I was unable to correctly answer question 14 of the W1’s quiz. I think for some other quiz and other questions within this quiz, we get an explanation after we submit, but this question didn’t come with an explanation. Right now I can’t figure out why my answer is wrong and I don’t know how to improve. Would it be possible to add explanations to this question as well?
I’ve also found last three questions quite ambiguous.
What was your answer for the 14th question?
The problem is I don’t know if I can talk about the wrong answer here. I am afraid it would go against the course conduct requirements as it implies the correct answers…
You can ask a related question and I will do my best to answer it.
In fact, you have already asked quite close question here. In the quiz they said that the true data distribution has changed. It means you need to correct evaluation of your algorithm. The target is shifted, you need to aim to the new position
I also had 2 failed attempts at answering this one. I’m still unclear how “aiming for a new position” would ultimately improve the model if it wasn’t previously trained with the new data. Any explanation of why that would be? If this is getting too detailed, I can remove it. Feel free to DM me if you don’t want to make easy for people who haven’t taken the quiz. cheers
Hi @billcrook and welcome to the DLS community!
Aiming for a new position helps us understand how well our learning algorithm performs. That’s a first step to improve it.
I hope that makes sense.
By the way, explanations for this question should be available in the quiz by now.
Right. How can we improve the model against new data if it was previously trained without the new data? Wouldn’t the improvements only be marginal considering the trained model was not trained with the new data?
In the question, they tell amount of the new data, and we know the amount of data we already have. If we consider possible impact of each option, only one really makes sense. We can’t estimate amount of its impact or even tell if there is any improvement, but we have only one option that allows to use the new data wisely.
Ok, I think I got you. Thanks
When you get the answer wrong you see:
Which seems to contradict the answer to question 5, no?
But I guess the number of new samples in the key thing to consider?
Section removed due to being a hint to the answer
The 5th question relates to data augmentation (the number of classes of birds isn’t changed) and the 14th describes a situation where the true data distribution has changed (new classes of birds were introduced). They are different.
Please, remove the hint to quiz answer from your post.
I also get this explanation for my answer qualified as incorrect.
But I don’t quite see the point here. The idea of data augmentation in this context is not to add data only to the training set. It is to add the augmented data to the full set (in such a way that the new distribution is correctly represented) AND THEN split the full set into train-dev-test. Thanks for clarifying!
We evaluate the model on dev and test sets. We want their examples to be as close to true data as possible. Why would one augment data in the dev or the test set?
I am a bit late to the party but I am just taking this course now in 2022. I read this complete thread and it mostly makes sense to me, but not completely. I’ll keep this general so as to not give quiz answers away.

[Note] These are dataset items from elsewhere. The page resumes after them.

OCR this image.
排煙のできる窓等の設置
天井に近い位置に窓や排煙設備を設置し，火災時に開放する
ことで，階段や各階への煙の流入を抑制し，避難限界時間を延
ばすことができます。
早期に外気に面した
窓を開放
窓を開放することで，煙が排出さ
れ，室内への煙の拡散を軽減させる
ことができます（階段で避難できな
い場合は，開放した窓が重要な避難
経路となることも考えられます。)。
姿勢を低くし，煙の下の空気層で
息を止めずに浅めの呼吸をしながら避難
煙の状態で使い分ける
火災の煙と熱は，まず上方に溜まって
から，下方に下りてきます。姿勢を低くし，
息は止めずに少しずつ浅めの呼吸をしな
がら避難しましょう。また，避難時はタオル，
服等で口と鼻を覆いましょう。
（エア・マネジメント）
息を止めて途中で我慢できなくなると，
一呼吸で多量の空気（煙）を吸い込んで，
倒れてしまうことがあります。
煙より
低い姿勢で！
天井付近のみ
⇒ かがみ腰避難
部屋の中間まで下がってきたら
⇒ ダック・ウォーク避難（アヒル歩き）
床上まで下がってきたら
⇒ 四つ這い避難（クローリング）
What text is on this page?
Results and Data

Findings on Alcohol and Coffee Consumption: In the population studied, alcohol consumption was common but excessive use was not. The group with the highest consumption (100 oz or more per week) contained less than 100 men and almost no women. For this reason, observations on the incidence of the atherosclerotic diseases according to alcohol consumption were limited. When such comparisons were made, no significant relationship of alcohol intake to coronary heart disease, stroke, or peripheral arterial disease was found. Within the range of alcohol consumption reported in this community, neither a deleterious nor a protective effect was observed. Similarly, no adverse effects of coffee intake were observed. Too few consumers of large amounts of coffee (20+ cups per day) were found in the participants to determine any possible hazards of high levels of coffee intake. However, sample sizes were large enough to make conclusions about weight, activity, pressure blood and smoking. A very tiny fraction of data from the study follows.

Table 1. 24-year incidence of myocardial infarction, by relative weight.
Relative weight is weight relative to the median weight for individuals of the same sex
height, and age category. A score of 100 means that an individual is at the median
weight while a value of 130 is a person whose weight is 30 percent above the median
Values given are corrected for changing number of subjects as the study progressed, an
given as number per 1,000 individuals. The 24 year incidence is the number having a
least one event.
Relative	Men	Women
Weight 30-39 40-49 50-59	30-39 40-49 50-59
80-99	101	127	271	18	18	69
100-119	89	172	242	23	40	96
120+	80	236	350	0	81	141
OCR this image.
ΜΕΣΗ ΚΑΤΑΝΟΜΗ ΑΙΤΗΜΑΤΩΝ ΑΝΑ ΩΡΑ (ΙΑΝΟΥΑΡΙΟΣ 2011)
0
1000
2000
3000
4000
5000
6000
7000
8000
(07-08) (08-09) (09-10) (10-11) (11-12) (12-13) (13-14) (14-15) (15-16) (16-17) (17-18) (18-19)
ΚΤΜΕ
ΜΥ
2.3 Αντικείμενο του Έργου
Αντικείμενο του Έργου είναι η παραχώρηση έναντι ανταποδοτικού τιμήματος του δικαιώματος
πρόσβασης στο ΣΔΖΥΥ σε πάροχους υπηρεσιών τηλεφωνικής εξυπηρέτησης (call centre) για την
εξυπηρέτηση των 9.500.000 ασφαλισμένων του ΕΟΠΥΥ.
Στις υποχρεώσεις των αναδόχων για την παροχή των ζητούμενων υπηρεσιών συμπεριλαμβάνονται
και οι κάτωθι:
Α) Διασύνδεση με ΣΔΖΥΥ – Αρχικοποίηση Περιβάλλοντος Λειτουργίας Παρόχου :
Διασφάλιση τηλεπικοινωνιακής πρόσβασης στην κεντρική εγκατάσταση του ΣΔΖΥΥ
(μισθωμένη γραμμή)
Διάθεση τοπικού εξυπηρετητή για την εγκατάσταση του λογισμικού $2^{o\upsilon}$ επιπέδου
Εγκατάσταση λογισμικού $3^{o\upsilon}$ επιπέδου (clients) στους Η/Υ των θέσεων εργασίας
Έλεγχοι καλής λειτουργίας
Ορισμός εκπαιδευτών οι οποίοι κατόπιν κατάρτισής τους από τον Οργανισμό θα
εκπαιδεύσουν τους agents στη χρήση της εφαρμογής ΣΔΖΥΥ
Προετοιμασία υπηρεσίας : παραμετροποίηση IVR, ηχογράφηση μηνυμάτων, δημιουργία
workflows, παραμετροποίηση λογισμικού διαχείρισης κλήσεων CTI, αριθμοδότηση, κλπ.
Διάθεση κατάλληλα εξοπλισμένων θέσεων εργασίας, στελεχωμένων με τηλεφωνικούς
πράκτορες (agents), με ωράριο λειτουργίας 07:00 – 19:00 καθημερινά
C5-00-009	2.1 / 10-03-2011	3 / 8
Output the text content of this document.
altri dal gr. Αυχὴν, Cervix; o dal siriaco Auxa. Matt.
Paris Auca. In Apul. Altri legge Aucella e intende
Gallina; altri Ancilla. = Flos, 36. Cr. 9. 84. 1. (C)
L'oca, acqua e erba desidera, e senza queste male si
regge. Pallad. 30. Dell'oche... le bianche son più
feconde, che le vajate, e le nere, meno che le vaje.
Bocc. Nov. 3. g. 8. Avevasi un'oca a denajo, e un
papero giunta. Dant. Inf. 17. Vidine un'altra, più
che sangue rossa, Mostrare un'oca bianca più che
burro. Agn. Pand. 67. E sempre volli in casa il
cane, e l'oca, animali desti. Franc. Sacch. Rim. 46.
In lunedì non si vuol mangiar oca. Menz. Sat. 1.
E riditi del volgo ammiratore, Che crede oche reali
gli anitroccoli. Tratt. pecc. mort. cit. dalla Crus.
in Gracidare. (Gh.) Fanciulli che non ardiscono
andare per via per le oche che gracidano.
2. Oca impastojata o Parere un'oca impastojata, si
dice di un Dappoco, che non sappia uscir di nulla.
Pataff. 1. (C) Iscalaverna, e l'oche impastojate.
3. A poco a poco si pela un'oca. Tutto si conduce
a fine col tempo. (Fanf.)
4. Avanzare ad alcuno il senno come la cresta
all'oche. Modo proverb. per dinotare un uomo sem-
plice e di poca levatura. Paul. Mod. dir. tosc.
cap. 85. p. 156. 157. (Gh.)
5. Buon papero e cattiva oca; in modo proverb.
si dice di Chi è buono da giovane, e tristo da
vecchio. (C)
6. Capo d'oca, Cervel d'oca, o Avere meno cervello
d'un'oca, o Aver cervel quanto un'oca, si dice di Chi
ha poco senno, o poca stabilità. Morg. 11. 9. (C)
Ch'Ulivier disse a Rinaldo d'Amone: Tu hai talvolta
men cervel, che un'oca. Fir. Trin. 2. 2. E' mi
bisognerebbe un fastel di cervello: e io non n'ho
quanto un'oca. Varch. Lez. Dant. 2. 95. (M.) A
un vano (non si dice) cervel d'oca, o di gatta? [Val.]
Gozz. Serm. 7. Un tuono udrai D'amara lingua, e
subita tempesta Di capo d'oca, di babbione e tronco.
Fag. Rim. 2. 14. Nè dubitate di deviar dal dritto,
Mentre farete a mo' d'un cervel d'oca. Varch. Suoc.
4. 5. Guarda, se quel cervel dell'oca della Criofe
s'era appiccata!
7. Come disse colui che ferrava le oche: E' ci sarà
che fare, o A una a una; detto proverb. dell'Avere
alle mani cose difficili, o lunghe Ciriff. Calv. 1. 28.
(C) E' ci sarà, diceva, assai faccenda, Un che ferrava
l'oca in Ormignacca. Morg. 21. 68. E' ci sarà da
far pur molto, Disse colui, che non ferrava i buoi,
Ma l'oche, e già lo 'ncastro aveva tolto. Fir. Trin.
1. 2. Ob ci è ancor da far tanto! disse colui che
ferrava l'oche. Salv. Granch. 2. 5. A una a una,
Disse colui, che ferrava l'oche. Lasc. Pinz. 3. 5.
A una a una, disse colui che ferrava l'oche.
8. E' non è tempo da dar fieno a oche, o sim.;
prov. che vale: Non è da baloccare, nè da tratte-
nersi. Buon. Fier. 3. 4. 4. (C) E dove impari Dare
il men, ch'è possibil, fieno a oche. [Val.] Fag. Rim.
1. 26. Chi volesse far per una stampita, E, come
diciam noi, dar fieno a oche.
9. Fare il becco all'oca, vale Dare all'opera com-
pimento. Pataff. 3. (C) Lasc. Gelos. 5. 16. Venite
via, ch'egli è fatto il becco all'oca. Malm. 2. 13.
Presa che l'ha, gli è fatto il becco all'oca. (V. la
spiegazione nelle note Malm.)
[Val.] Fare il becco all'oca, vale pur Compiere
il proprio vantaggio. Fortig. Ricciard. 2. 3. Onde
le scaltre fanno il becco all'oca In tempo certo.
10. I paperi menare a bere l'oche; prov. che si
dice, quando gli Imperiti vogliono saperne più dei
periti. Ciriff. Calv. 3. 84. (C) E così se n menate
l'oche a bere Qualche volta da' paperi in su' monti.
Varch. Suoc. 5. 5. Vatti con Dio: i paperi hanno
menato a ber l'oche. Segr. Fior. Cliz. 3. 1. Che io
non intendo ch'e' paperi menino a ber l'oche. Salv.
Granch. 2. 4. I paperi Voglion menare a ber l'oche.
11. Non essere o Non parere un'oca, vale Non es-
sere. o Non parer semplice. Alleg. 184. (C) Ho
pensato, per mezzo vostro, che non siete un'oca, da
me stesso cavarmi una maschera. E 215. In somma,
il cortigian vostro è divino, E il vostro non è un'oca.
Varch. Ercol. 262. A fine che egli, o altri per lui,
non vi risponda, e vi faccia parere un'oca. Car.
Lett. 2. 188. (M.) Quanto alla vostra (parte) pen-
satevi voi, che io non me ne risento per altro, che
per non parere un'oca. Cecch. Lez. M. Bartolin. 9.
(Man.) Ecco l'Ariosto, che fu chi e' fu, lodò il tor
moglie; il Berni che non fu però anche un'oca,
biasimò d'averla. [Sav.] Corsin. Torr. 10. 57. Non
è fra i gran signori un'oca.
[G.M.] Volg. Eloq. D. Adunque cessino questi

- Dataset of 10,000,000 bird images.
- New dataset of 1,000 images of a new species of bird
Would it be best to augment the data and add it to the training set, and retrain the model. Then add a shuffled 2% to the dev and test sets each. Then iterate on the dev set?
OR, is it better to augment the data and just add to the dev and test sets because the new bird species will be a more balanced distribution in the dev and test sets because they are smaller in comparison to the training set?
Even if you do not change the training data, there are ways of tuning the performance of the model that is being trained, e.g. by regularization techniques.
In this particular example this might imply tuning the regularization hyperparameters in a way that the NN performs well on both old and new images of two different species of birds.
Say, the previous model has been fitted only to the first species of birds. If now a second species appears, the previous model suddenly might become overfitted, as it might be overly sensitive to characteristics specific only to the first species, although there are many commonalities between the two kinds of birds. Unfortunately, the more general aspects common to both kinds of birds then might become de-emphasized.
Adding stronger regularization and re-training will then lead to better performance on the altered dev- and test-sets.
Hope that makes sense, it’s just my personal interpretation.